We seldom reflect on the fact that our bodies work without asking anything of our aware, thinking minds. We need not even know consciously what is going on, much less having to think or plan or do anything about it. And a good thing this is, because we would most certainly mess up our bodies’ wonderful work if we interfered in it in an attempt to control it ourselves. Lewis Thomas, the popular science essayist and physiologist mentioned earlier, has said that for all his physiological knowledge, he would rather be put behind the controls of a jumbo jet than be put in charge of running his liver. Any one of our organs is more complicated by far than the most complicated computer we’ve invented, yet it knows how to run itself, repair itself, and work in harmony with all other organs. ….

The sooner we recognize and respect Gaia as an incredibly complex and demonstrably intelligent self-organizing living being, the sooner we will gain enough humility to stop believing we know how to manage her. If we stay on our present course, clinging to our present belief in our ability to control the Earth while knowing so little about it, our disastrously unintelligent interference in its affairs will not kill the planet, as many people believe, but it may very well kill us as a species, as we are already killing so many others.

On the likelihood of life on other planets:

Earth, it now appears — though we still search — is the only planet or moon in our solar system that had just the right size, density, composition, fluidity of elements, and just the right distancing and balancing of energy with its Sun star and satellite Moon to come alive and stay so. Yet its life is a result of this fortunate confluence of conditions, just as the development of a plant or animal embryo is. Our living Earth is likely no more a freak accident than is the seedling that grows or the frog egg that matures. All are the inevitable result of right compositions and conditions.

Some scientists believe the conditions of Earth were so special that Earth is a rare phenomenon, perhaps the only such planet in the universe. But there is no better reason to believe this than there is to believe that living planets are as common in the universe as are the successful seedlings and hatchlings of Earth. And if this is so, there are billions, maybe trillions, of other live planets in the billions of galaxies, each with their billions of star systems. Surely we are not alone.

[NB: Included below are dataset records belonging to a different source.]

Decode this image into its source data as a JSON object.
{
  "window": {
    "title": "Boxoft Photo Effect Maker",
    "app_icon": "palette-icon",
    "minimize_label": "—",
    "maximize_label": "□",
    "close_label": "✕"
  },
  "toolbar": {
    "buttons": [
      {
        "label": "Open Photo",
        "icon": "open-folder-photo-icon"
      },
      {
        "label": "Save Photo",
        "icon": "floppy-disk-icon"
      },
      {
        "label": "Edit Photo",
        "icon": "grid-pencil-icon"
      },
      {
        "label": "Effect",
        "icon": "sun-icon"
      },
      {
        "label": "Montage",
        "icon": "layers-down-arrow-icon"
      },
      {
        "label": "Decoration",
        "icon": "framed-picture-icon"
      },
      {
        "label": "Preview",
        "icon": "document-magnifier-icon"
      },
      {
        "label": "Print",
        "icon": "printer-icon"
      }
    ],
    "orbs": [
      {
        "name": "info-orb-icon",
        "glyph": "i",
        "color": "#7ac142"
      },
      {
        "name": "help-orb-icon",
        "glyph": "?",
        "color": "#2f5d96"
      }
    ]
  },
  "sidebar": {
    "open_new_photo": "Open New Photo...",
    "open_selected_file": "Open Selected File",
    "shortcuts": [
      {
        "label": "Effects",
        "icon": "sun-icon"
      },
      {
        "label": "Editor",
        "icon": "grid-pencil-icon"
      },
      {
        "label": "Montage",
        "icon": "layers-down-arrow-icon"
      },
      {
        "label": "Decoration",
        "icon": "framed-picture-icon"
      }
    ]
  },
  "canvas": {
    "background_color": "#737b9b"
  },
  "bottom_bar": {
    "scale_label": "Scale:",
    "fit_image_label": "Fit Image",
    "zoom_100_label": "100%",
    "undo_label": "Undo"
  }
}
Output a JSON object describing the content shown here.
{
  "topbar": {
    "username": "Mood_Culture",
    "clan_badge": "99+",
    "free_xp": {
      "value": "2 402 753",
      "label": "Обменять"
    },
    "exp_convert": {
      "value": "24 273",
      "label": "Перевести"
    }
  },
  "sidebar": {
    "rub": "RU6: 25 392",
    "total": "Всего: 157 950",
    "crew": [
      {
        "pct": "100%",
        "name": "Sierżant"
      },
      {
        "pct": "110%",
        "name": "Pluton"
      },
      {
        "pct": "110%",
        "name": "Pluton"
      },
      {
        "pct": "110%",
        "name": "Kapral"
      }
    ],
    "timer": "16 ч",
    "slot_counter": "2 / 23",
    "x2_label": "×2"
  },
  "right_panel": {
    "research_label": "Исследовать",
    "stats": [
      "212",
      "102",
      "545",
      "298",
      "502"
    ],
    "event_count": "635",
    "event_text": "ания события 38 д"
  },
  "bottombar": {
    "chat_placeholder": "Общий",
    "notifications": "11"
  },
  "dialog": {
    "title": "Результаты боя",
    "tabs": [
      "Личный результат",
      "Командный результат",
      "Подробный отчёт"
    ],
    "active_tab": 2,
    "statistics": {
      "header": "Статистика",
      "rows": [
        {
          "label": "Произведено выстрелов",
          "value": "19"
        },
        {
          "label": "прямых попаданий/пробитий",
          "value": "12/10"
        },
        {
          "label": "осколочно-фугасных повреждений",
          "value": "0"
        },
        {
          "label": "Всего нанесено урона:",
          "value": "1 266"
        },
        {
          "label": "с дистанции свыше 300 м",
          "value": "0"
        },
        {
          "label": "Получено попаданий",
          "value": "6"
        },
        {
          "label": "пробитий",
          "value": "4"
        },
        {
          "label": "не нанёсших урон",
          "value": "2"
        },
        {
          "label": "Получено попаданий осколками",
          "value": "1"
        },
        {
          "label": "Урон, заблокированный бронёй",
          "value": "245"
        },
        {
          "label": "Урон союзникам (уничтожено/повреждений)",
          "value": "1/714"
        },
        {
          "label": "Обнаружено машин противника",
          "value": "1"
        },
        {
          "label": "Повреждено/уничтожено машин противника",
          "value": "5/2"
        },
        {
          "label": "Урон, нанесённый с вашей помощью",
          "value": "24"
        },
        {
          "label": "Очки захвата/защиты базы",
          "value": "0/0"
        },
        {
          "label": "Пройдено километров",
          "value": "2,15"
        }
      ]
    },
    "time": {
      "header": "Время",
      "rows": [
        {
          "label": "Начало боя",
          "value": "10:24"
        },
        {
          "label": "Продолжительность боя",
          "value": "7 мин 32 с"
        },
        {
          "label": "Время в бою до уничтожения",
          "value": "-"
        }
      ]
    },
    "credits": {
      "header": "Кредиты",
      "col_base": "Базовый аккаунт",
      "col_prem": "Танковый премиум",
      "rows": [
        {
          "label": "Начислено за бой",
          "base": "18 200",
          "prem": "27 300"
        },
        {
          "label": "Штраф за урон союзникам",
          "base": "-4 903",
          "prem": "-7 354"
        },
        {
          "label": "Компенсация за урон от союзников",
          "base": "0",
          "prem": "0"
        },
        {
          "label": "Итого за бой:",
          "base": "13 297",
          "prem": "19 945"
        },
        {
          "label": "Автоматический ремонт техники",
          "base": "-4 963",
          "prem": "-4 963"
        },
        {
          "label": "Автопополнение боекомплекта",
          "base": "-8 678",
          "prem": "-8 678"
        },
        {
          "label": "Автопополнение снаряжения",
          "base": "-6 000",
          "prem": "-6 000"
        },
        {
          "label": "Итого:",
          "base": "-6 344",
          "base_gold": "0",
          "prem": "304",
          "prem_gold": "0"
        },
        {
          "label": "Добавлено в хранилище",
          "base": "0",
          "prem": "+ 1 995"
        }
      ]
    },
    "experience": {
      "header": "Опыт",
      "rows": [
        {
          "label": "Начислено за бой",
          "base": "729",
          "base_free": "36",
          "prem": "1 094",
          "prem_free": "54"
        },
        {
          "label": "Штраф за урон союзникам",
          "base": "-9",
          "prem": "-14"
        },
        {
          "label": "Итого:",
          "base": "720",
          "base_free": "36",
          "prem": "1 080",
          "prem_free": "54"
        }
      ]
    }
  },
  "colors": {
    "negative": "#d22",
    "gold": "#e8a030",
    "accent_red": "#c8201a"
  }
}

On the influence of living organisms on the composition of the planet:

Thus the molecules in virtually all of the atmosphere, all of the soils and seas, all of the surface rocks and much of the underlying, recycling magma, have been through at least one phase in which they were within living creatures! It is easier to distinguish between life and death than between the domains of life and non-life we have assigned to biologists and geologists, respectively. In fact, virtually every geological part or feature of Earth we can find is a product of our planet’s life activity. Further, living organisms have invented 99.9 percent of all the kinds of molecules we know, almost all of them back when bacteria were the only creatures around, a few billion years ago.

on the potential swiftness of evolution from aggression to co-operation (some hope for us):

Rather vicious breathers can still be found drilling their way into other bacteria to reproduce there and eat the host bacteria from the inside. In the Tennessee laboratory of Kwang Jeon, protist hosts so invaded learned to tolerate and then to cooperate with their invaders in a mutually dependent relationship that brought about a new kind of creature. Surprisingly, this replay of the ancient evolutionary shift from outright aggression to full cooperation happened in only a few years’ time.

on the role of co-operation in evolution:

Margulis’ discovery, that eukaryote protists evolved cooperative internal schemes to overcome the problems caused by competition among prokaryote bacteria, was almost as much a shock to the world of science as was the Gaia hypothesis itself. Besides showing that cell `mechanisms’ such as mitochondria are creatures in their own right, she was suggesting that harmonious cooperation played a big role in evolution. This ran counter to the beliefs stemming from Darwin’s work, adopted by scientists in western countries, that evolution was just a survival race driven by competition.

Now, that is what I’m talking about.